Internationally-renowned experts and leaders who will present at the conference include:

  • WADA Scientific Deputy Director Dr Osquel Barroso (Canada): "WADA and the anti-doping laboratories in the fight against doping in sports: achievements, present and future challenges."
     
  • Olympic athlete, Bond Sport Ambassador Melanie Wright: "The legacy of sport - the university language: emotion and beauty."
  • WADA Chair of Gene and Cell Doping Expert Committee and Japan Prize Winner (2015), Professor Theodore Friedman (USA): "Can DNA manipulation impact the doping question - what sport and anti-doping organisations should do?"
     
  • Arbitrator for the ad hoc Division of the Court of Arbitration for Sport at the 2010 Winter Olympics and the 2016 Summer Olympics, Professor Ulrich Haas: "The Russian doping scandal and the jurisprudence of CAS."
  • Sport and Anti-Doping Consultant Catherine Ordway: "Governance and Anti-Doping: Beyond the fox and the hen house."
     
  • Chief Executive of Professional Footballers Australia (PFA) John Didulica: "Sport regulations do not provide appropriate protection for - and encouragement to - athlete whistleblowers.
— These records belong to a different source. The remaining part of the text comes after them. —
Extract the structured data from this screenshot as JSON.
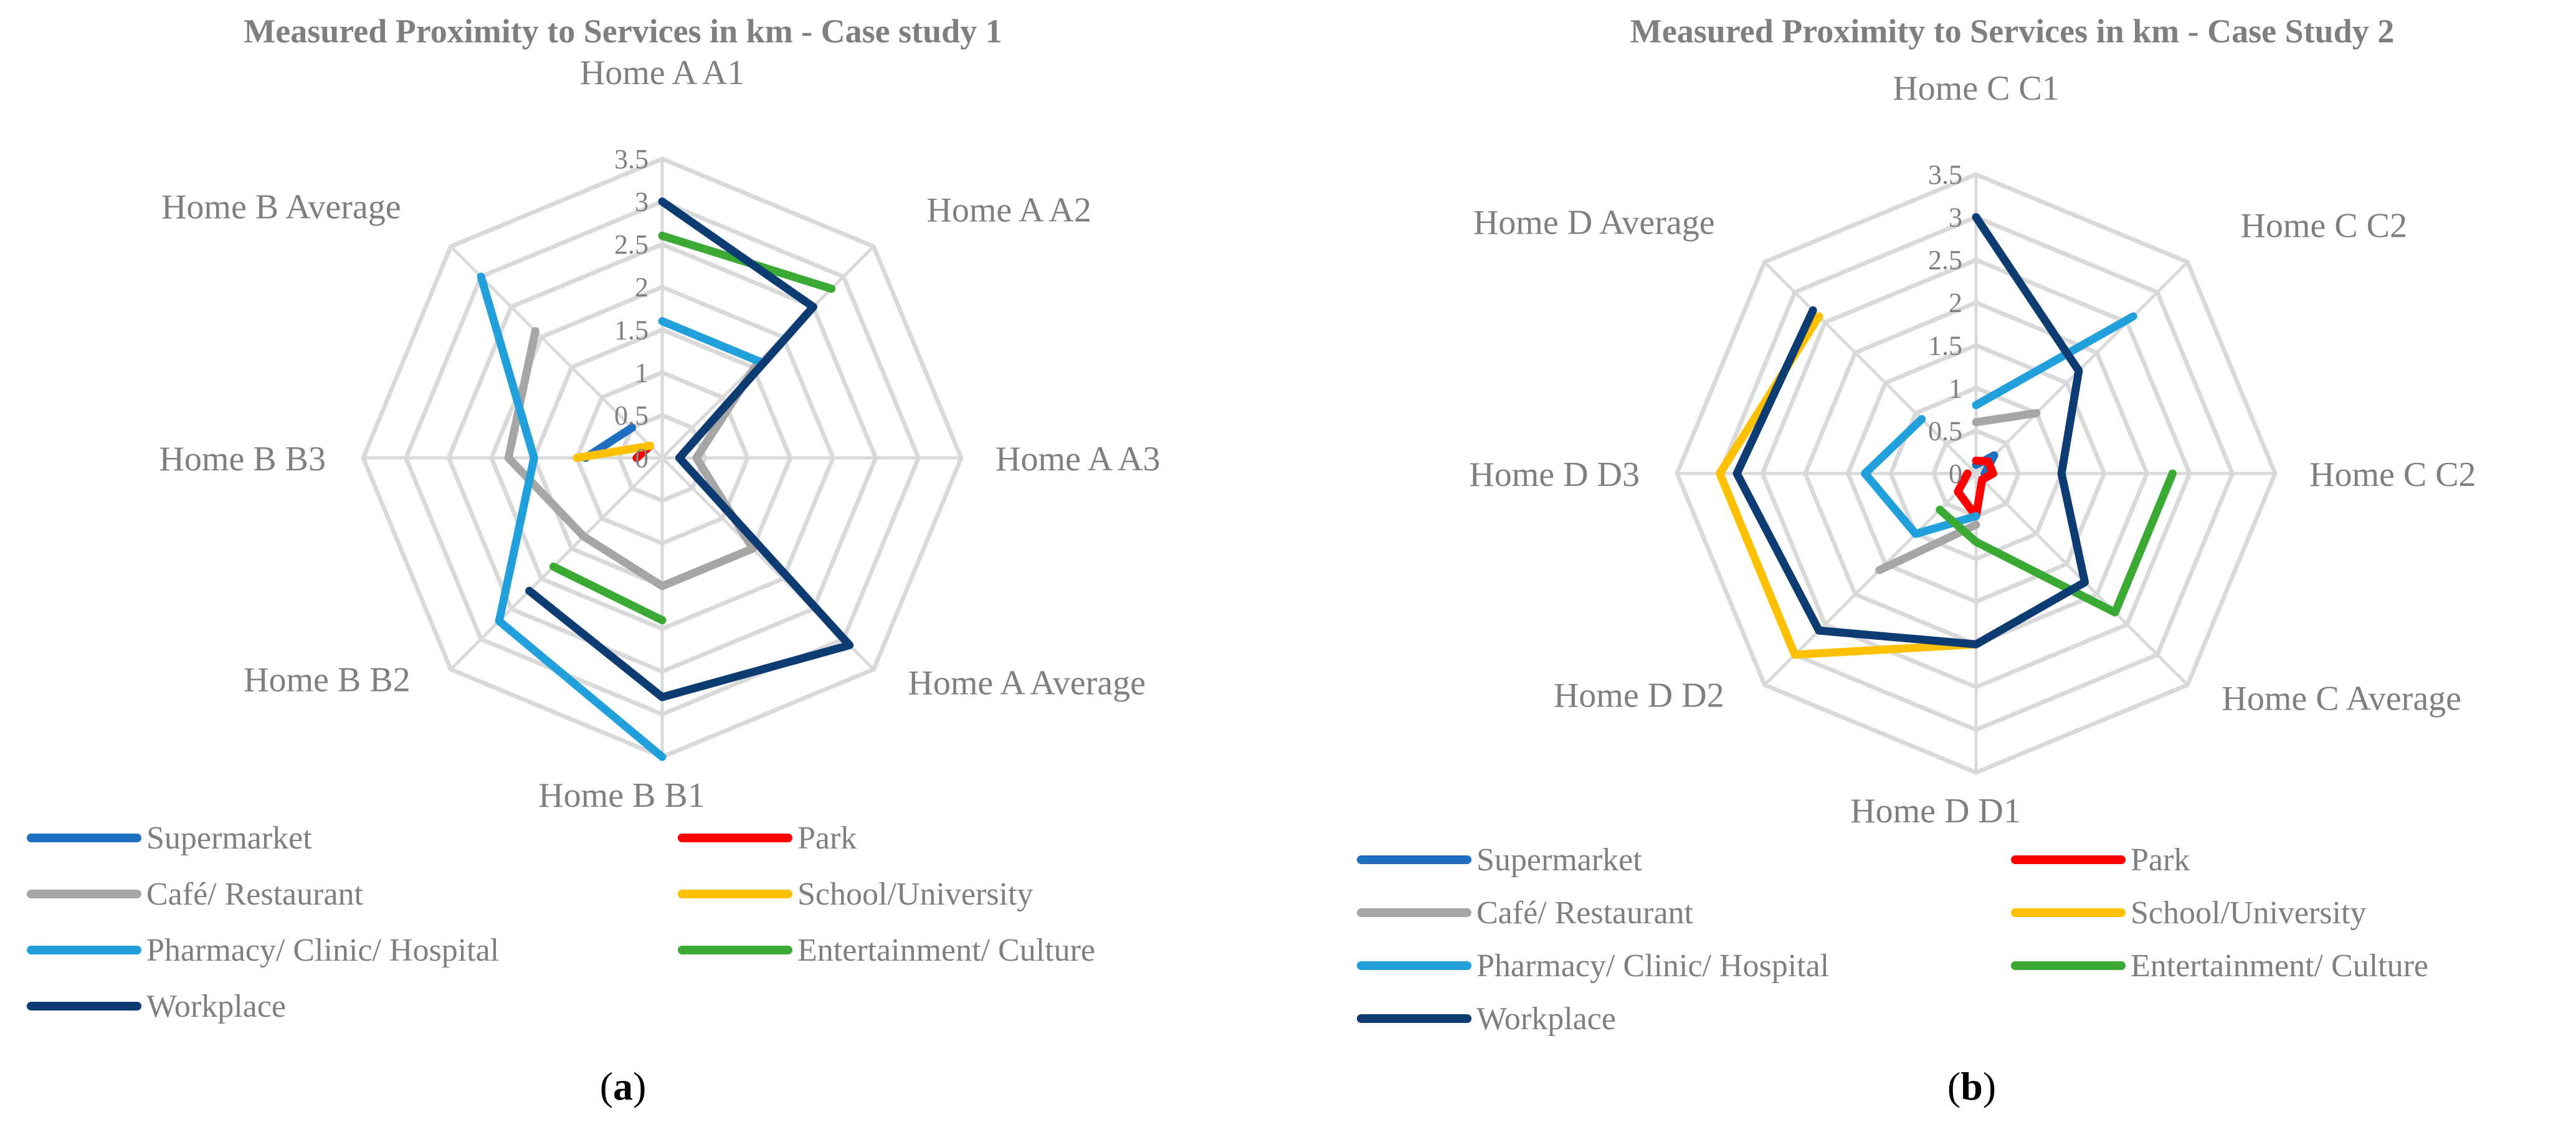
{
  "chart_data": [
    {
      "type": "radar",
      "title": "Measured Proximity to Services in km - Case study 1",
      "caption_open": "(",
      "caption_letter": "a",
      "caption_close": ")",
      "categories": [
        "Home A A1",
        "Home A A2",
        "Home A A3",
        "Home A Average",
        "Home B B1",
        "Home B B2",
        "Home B B3",
        "Home B Average"
      ],
      "r_ticks": [
        "0",
        "0.5",
        "1",
        "1.5",
        "2",
        "2.5",
        "3",
        "3.5"
      ],
      "r_range": [
        0,
        3.5
      ],
      "series": [
        {
          "name": "Supermarket",
          "color": "#1f6fc1",
          "values": [
            0.5,
            null,
            0.9,
            null,
            null,
            null,
            0.9,
            0.5
          ]
        },
        {
          "name": "Park",
          "color": "#ff0000",
          "values": [
            0.3,
            null,
            null,
            null,
            null,
            null,
            0.3,
            0.2
          ]
        },
        {
          "name": "Café/ Restaurant",
          "color": "#a6a6a6",
          "values": [
            null,
            1.6,
            0.4,
            1.5,
            1.5,
            1.3,
            1.8,
            2.1
          ]
        },
        {
          "name": "School/University",
          "color": "#ffc000",
          "values": [
            1.6,
            null,
            null,
            null,
            null,
            null,
            1.0,
            0.2
          ]
        },
        {
          "name": "Pharmacy/ Clinic/ Hospital",
          "color": "#21a0db",
          "values": [
            1.6,
            1.6,
            null,
            null,
            3.5,
            2.7,
            1.5,
            3.0
          ]
        },
        {
          "name": "Entertainment/ Culture",
          "color": "#3aaa35",
          "values": [
            2.6,
            2.8,
            null,
            null,
            1.9,
            1.8,
            null,
            2.5
          ]
        },
        {
          "name": "Workplace",
          "color": "#0d3c73",
          "values": [
            3.0,
            2.5,
            0.2,
            3.1,
            2.8,
            2.2,
            null,
            3.0
          ]
        }
      ]
    },
    {
      "type": "radar",
      "title": "Measured Proximity to Services in km - Case Study 2",
      "caption_open": "(",
      "caption_letter": "b",
      "caption_close": ")",
      "categories": [
        "Home C C1",
        "Home C C2",
        "Home C C2",
        "Home C Average",
        "Home D D1",
        "Home D D2",
        "Home D D3",
        "Home D Average"
      ],
      "r_ticks": [
        "0",
        "0.5",
        "1",
        "1.5",
        "2",
        "2.5",
        "3",
        "3.5"
      ],
      "r_range": [
        0,
        3.5
      ],
      "series": [
        {
          "name": "Supermarket",
          "color": "#1f6fc1",
          "values": [
            0.1,
            0.3,
            0.1,
            null,
            null,
            null,
            null,
            null
          ]
        },
        {
          "name": "Park",
          "color": "#ff0000",
          "values": [
            0.15,
            0.2,
            0.2,
            0.1,
            0.5,
            0.3,
            0.1,
            null
          ]
        },
        {
          "name": "Café/ Restaurant",
          "color": "#a6a6a6",
          "values": [
            0.6,
            1.0,
            null,
            null,
            0.6,
            1.6,
            null,
            1.4
          ]
        },
        {
          "name": "School/University",
          "color": "#ffc000",
          "values": [
            0.2,
            null,
            1.1,
            null,
            2.0,
            3.0,
            3.0,
            2.6
          ]
        },
        {
          "name": "Pharmacy/ Clinic/ Hospital",
          "color": "#21a0db",
          "values": [
            0.8,
            2.6,
            null,
            null,
            0.5,
            1.0,
            1.3,
            0.9
          ]
        },
        {
          "name": "Entertainment/ Culture",
          "color": "#3aaa35",
          "values": [
            1.9,
            null,
            2.3,
            2.3,
            0.8,
            0.6,
            null,
            1.8
          ]
        },
        {
          "name": "Workplace",
          "color": "#0d3c73",
          "values": [
            3.0,
            1.7,
            1.0,
            1.8,
            2.0,
            2.6,
            2.8,
            2.7
          ]
        }
      ]
    }
  ]
}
Empowering athletes would promote and improve the protection of integrity within sport."
     
  • Executive Chairman of Skins International, Jaimie Fuller (Switzerland): "Drugs in sport; the role of the brand in holding those in charge to account and athlete welfare."

     

  • Australian Institute of Sport (AIS) Chief Medical Officer Dr David Hughes: "Logistical and ethical challenges for anti-doping in sport."
     
  • Olympic Athlete, OAM, Legal Counsel, Australian Olympic Committee Annabelle Williams: "Training, dedication, mental strength and the opportunity for diversity."

The two-day conference will be held at Bond University on Wednesday 5 April and Thursday 6 April, with tickets priced at $500.